Le succès des opérations menées, en un temps record, par les services de la Gendarmerie et de la Sûreté nationales dans la lutte contre les bandes de quartier et les réseaux criminels illustre la ferme détermination de l’État à garantir la primauté de la loi et à préserver la quiétude publique. Cette efficacité traduit une stratégie nationale de sécurité fondée sur l’anticipation, la réactivité et la rigueur, au service de la protection des citoyens et de leurs biens.
Ces résultats remarquables, mis en évidence par la rapidité et la précision du traitement des affaires criminelles, témoignent de la pleine mobilisation des forces de sécurité, de leur haut niveau de compétence et de leur parfaite maîtrise des outils modernes de dissuasion et d’enquête, notamment grâce à l’exploitation optimale des technologies et du renseignement opérationnel.
Dans son allocution prononcée à l’ouverture de la nouvelle année judiciaire, le président de la République, M. Abdelmadjid Tebboune, avait rappelé avec force que « la véritable justice repose sur le rapprochement et l’interaction positive avec les citoyens, l’amélioration des services et la lutte, avec fermeté et rigueur, contre toutes les formes de corruption et de criminalité qui menacent le tissu social et leur faire face avec rigueur et fermeté ». Ce message présidentiel, à la fois clair et mobilisateur, trace les contours d’une justice plus proche du citoyen et d’un État résolument engagé contre les dérives criminelles.
Dans le même esprit, le ministre de l’Intérieur, des Collectivités locales et des Transports, M. Saïd Sayoud, a souligné que « la garantie de la sérénité publique est en tête des priorités sectorielles ». Il a ajouté que « des mesures d’appui seront mises en œuvre afin d’intensifier la présence sécuritaire, notamment dans les périmètres des structures scolaires et universitaires ». Il a également mis en garde que « toute atteinte à la sécurité du citoyen et à la sérénité publique sera traitée avec fermeté, en veillant à l’application stricte des lois de la République ».
Ces orientations politiques et sécuritaires se traduisent concrètement sur le terrain par une modernisation continue des méthodes d’intervention. Face à des criminels de plus en plus violents, souvent armés d’armes blanches et cherchant à instaurer un climat de peur, les forces de sécurité redoublent d’efficacité. Leurs interventions coordonnées ont permis le démantèlement de plusieurs bandes dans différentes wilayas du pays, notamment à Tipasa, Alger et Blida, en un laps de temps particulièrement court.
Ainsi, le dénommé “Hichem”, à la tête d’un groupe criminel sévissant dans la région de Bou Ismail (Tipasa), a été interpellé dans la nuit de lundi, à la suite d’une agression largement relayée sur les réseaux sociaux. À Alger, plusieurs bandes ont également été neutralisées, notamment à Birtouta et à Aïn Taya, après des attaques violentes contre des citoyens.

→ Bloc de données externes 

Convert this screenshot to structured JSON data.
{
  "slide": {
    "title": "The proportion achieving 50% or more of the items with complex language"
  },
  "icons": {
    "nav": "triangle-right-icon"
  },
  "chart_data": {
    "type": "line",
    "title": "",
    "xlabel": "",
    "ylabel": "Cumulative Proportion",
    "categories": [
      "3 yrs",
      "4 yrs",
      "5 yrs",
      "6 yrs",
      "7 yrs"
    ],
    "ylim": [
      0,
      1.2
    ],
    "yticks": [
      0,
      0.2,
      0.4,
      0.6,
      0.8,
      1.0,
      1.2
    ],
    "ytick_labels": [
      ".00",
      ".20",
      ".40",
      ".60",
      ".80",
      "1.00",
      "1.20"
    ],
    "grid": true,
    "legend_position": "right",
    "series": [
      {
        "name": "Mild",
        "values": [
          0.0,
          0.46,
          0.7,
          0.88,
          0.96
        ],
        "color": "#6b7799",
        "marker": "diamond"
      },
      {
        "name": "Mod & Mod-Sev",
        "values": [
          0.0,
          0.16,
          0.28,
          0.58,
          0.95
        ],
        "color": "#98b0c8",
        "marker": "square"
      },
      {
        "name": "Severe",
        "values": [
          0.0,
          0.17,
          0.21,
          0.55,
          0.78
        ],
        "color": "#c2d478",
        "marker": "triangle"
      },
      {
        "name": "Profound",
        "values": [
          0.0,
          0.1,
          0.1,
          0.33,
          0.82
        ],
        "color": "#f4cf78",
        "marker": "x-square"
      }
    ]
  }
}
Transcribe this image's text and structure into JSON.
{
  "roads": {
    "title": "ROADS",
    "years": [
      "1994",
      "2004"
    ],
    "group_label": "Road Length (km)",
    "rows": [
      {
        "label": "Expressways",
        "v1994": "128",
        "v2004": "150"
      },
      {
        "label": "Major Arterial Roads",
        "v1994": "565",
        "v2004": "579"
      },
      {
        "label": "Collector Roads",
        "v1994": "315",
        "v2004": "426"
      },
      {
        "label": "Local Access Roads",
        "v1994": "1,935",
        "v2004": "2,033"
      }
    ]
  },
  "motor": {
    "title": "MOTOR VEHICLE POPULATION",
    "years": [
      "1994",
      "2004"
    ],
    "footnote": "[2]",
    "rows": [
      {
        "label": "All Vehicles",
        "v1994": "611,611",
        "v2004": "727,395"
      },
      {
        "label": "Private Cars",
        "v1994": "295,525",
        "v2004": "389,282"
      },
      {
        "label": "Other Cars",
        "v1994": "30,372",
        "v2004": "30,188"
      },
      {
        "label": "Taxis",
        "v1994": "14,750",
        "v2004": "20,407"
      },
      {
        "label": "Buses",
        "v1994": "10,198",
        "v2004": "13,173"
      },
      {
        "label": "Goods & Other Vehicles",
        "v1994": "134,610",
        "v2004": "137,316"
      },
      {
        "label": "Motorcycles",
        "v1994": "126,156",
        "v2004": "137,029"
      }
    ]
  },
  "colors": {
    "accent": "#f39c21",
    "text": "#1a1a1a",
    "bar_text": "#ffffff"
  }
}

Dans la wilaya de Blida, une rixe à l’arme blanche entre membres d’une bande a été rapidement maîtrisée, rétablissant la sécurité au sein du quartier d’Ouled Slama.
Sur le plan juridique, la lutte contre les bandes de quartier repose sur un arsenal législatif rigoureux. La loi 20-03 de 2020 relative à la prévention et à la lutte contre les bandes de quartier érige ce phénomène en crime grave. Elle prévoit des peines d’emprisonnement de deux (2) à vingt (20) ans, pouvant aller jusqu’à la réclusion à perpétuité en cas de décès.
Le texte définit la bande de quartier comme « tout groupe composé de deux personnes ou plus, appartenant à un ou à plusieurs quartiers d’habitation, qui commet un acte ou plus dans le but de créer un climat d’insécurité à l’intérieur des quartiers ou dans tout autre espace, ou dans le but d’en assurer le contrôle, en usant de violences morales ou physiques exercées à l’égard des tiers, en mettant en danger leurs vies, leurs libertés ou leur sécurité, ou en portant atteinte à leurs biens, avec port ou utilisation d’armes blanches».
Ce dispositif législatif, appuyé par une stratégie sécuritaire d’envergure, constitue un rempart solide contre la délinquance urbaine. Mais la réussite de cette politique de sécurité publique dépend également de la vigilance citoyenne. La contribution de la société civile s’avère déterminante pour éradiquer durablement ce fléau, notamment à travers la promotion d’une culture de signalement, en utilisant les numéros verts mis à disposition par les services de sécurité ou les applications numériques dédiées.
La cohérence et la complémentarité entre la rigueur institutionnelle, l’efficacité sécuritaire et l’engagement citoyen font de la lutte contre les bandes criminelles un axe majeur de la politique nationale de stabilité. En alliant fermeté, justice et proximité, l’Algérie démontre qu’elle reste fidèle à son objectif : garantir un espace public sûr, apaisé et conforme aux valeurs républicaines.